I'm interested in how they 'hibernate'/save the state of the instances within the shutdown time limit. I was also looking into this for myself, there are ways of using docker to save the in-process memory a-la hibernate, which would work well with this. But, especially for GCP where you only get ~60 seconds between the shutdown signal and hard stop, I was worried that it wouldn't save it fast enough. I often work on pretty high-ram instances and thought even saving from ram to disk would take too long for 150-300GB ram uses.
I hadn't heard of nimbo, maybe I can read how they're doing it since it's open sources. Does anyone have any idea how they're saving state so fast (NVME SSD disk?)
It uses a mounted EBS(Elastic Block Store) so all the checkpoints, data etc. is already in the persistence storage. This is simply be re-attached to the next spot/onDemand instance after interruption.
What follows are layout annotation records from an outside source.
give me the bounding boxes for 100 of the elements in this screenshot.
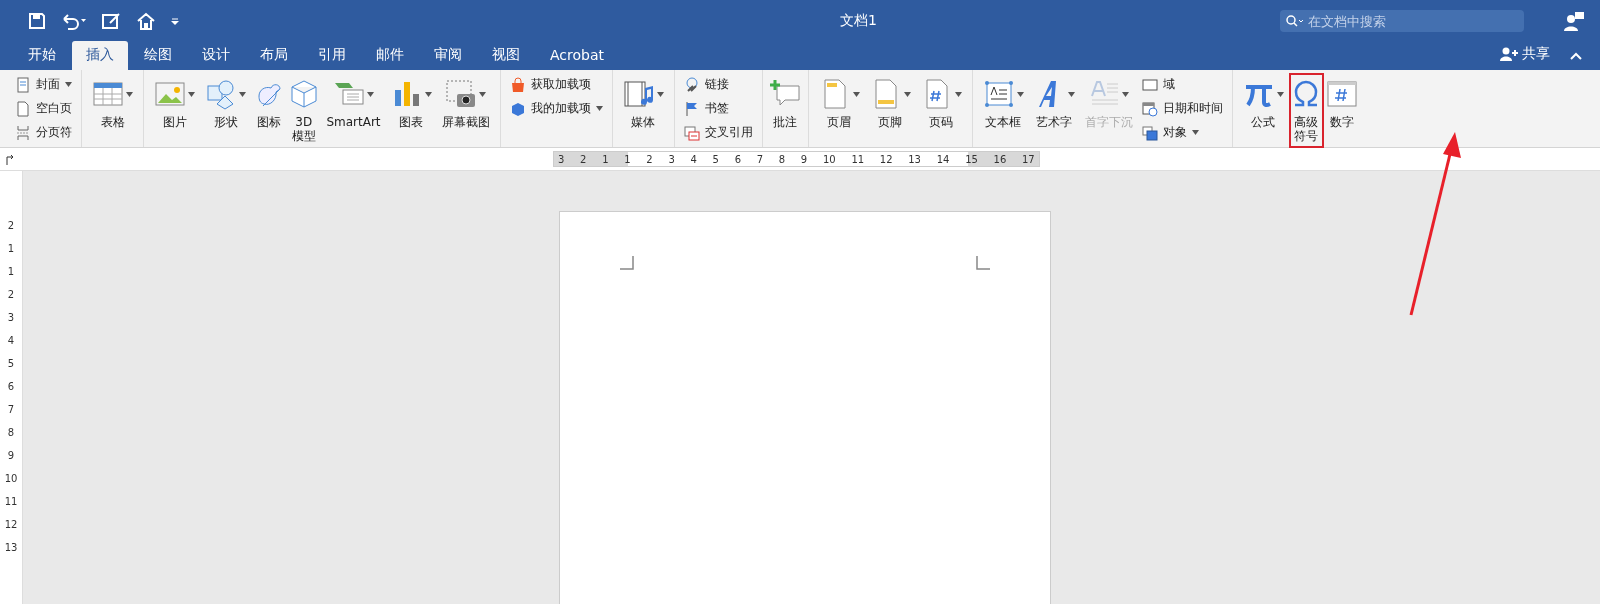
ruler-number: 10 — [4, 472, 18, 486]
ruler-number: 1 — [7, 242, 15, 256]
shopping-bag-icon — [509, 76, 526, 93]
page-break-icon — [15, 124, 31, 141]
ribbon-button[interactable]: 获取加载项 — [506, 74, 606, 95]
ruler-number: 4 — [690, 153, 697, 165]
ribbon-button[interactable]: 对象 — [1138, 122, 1226, 143]
search-field[interactable]: 在文档中搜索 — [1280, 10, 1524, 32]
ruler-number: 2 — [580, 153, 587, 165]
margin-corner-icon — [620, 256, 634, 270]
ribbon-button[interactable]: 图表 — [386, 74, 436, 133]
shapes-icon — [205, 78, 237, 110]
object-icon — [1141, 124, 1158, 141]
margin-corner-icon — [976, 256, 990, 270]
ribbon-button[interactable]: 空白页 — [12, 98, 75, 119]
ruler-number: 10 — [822, 153, 836, 165]
tab-stop-icon[interactable] — [5, 153, 15, 165]
ruler-number: 2 — [7, 219, 15, 233]
home-icon[interactable] — [136, 12, 156, 30]
search-icon — [1286, 15, 1304, 27]
ribbon-button[interactable]: 屏幕截图 — [437, 74, 494, 133]
ribbon-tab[interactable]: 绘图 — [130, 41, 186, 70]
ruler-number: 6 — [7, 380, 15, 394]
edit-icon[interactable] — [102, 12, 122, 30]
ruler-number: 9 — [800, 153, 808, 165]
ribbon-button[interactable]: 公式 — [1238, 74, 1288, 133]
ruler-number: 12 — [4, 518, 18, 532]
page-icon — [15, 76, 31, 93]
ribbon-button[interactable]: 日期和时间 — [1138, 98, 1226, 119]
flag-icon — [683, 100, 700, 117]
ruler-number: 2 — [646, 153, 653, 165]
ruler-number: 3 — [7, 311, 15, 325]
ribbon-button[interactable]: 交叉引用 — [680, 122, 756, 143]
undo-icon[interactable] — [60, 12, 88, 30]
add-person-icon — [1500, 47, 1518, 61]
ruler-number: 5 — [7, 357, 15, 371]
ribbon-button[interactable]: 页眉 — [814, 74, 864, 133]
collapse-ribbon-icon[interactable] — [1570, 52, 1582, 60]
ribbon-tab[interactable]: 设计 — [188, 41, 244, 70]
ruler-number: 15 — [965, 153, 978, 165]
ribbon-button[interactable]: 域 — [1138, 74, 1226, 95]
customize-caret-icon[interactable] — [170, 16, 180, 26]
ruler-number: 3 — [668, 153, 675, 165]
ruler-number: 12 — [879, 153, 893, 165]
number-icon — [1325, 78, 1358, 110]
ruler-number: 17 — [1022, 153, 1035, 165]
cross-reference-icon — [683, 124, 700, 141]
ribbon-button[interactable]: 页码 — [916, 74, 966, 133]
ribbon-button[interactable]: 分页符 — [12, 122, 75, 143]
ribbon-tab[interactable]: 开始 — [14, 41, 70, 70]
ruler-number: 7 — [7, 403, 15, 417]
ribbon-tab[interactable]: 布局 — [246, 41, 302, 70]
ribbon-tab[interactable]: 插入 — [72, 41, 128, 70]
ribbon-tab[interactable]: 引用 — [304, 41, 360, 70]
ribbon-button[interactable]: 高级符号 — [1289, 74, 1323, 147]
ruler-number: 6 — [734, 153, 741, 165]
ribbon-button[interactable]: 形状 — [201, 74, 250, 133]
ribbon-button[interactable]: 批注 — [768, 74, 802, 133]
ribbon-button[interactable]: 数字 — [1324, 74, 1359, 133]
ruler-number: 14 — [936, 153, 950, 165]
ribbon-button[interactable]: 我的加载项 — [506, 98, 606, 119]
ruler-number: 1 — [7, 265, 15, 279]
ribbon-button[interactable]: SmartArt — [322, 74, 385, 133]
ribbon-button[interactable]: 链接 — [680, 74, 756, 95]
ruler-number: 1 — [624, 153, 631, 165]
ruler-number: 11 — [4, 495, 18, 509]
ruler-number: 5 — [712, 153, 719, 165]
ruler-number: 7 — [756, 153, 764, 165]
ribbon-button[interactable]: 封面 — [12, 74, 75, 95]
ribbon-tab[interactable]: 审阅 — [420, 41, 476, 70]
save-icon[interactable] — [28, 12, 46, 30]
ribbon-button[interactable]: 图片 — [150, 74, 199, 133]
ribbon-button[interactable]: 图标 — [252, 74, 286, 133]
ruler-number: 8 — [7, 426, 15, 440]
film-music-icon — [622, 78, 655, 110]
search-input[interactable]: 在文档中搜索 — [1308, 13, 1508, 29]
ribbon-tab[interactable]: Acrobat — [536, 41, 618, 70]
ruler-number: 16 — [993, 153, 1007, 165]
ruler-number: 13 — [908, 153, 921, 165]
camera-icon — [445, 78, 478, 110]
ruler-number: 3 — [558, 153, 565, 165]
ribbon-tab[interactable]: 邮件 — [362, 41, 418, 70]
ruler-number: 2 — [7, 288, 15, 302]
ribbon-button[interactable]: 3D模型 — [287, 74, 321, 147]
window-title: 文档1 — [839, 12, 878, 30]
ribbon-button[interactable]: 页脚 — [865, 74, 915, 133]
ribbon-button[interactable]: 表格 — [88, 74, 137, 133]
ruler-number: 4 — [7, 334, 15, 348]
ribbon-tab[interactable]: 视图 — [478, 41, 534, 70]
calendar-clock-icon — [1141, 100, 1158, 117]
share-button[interactable]: 共享 — [1494, 44, 1556, 64]
ruler-number: 11 — [851, 153, 865, 165]
ribbon-button[interactable]: 艺术字 — [1029, 74, 1079, 133]
ribbon-button[interactable]: 文本框 — [978, 74, 1028, 133]
ruler-number: 1 — [602, 153, 609, 165]
ribbon-button[interactable]: 书签 — [680, 98, 756, 119]
ribbon-button[interactable]: 媒体 — [618, 74, 668, 133]
field-icon — [1141, 76, 1158, 93]
ruler-number: 8 — [778, 153, 786, 165]
comments-person-icon[interactable] — [1564, 11, 1584, 31]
Edit: Also no GPU support AFAIK but https://github.com/twosigma/fastfreeze looks really nice, turnkey. I wonder if I write to a fast persistent disk if I can get higher maximum ram than over the NW
(or, hacking on a checkpoint idea, have a daemon periodically 'checkpoint' other programs so even if it's too slow over 60 seconds, revert to the last checkpoint. Even an rsync like application where only send the changes)
Oh I didn't see much in Nimbo with a quick glance but reading more closely
> We immediately resume training after interruptions, using the last model checkpoint via persistent EBS volume.
Makes sense, just save checkpoints to disk. What I'm doing is more CPU bound and not straight ML so less easily check-pointed, sadly. Cool though, it's worth jumping through hoops for 70% reduction
I hadn't heard of nimbo, maybe I can read how they're doing it since it's open sources. Does anyone have any idea how they're saving state so fast (NVME SSD disk?)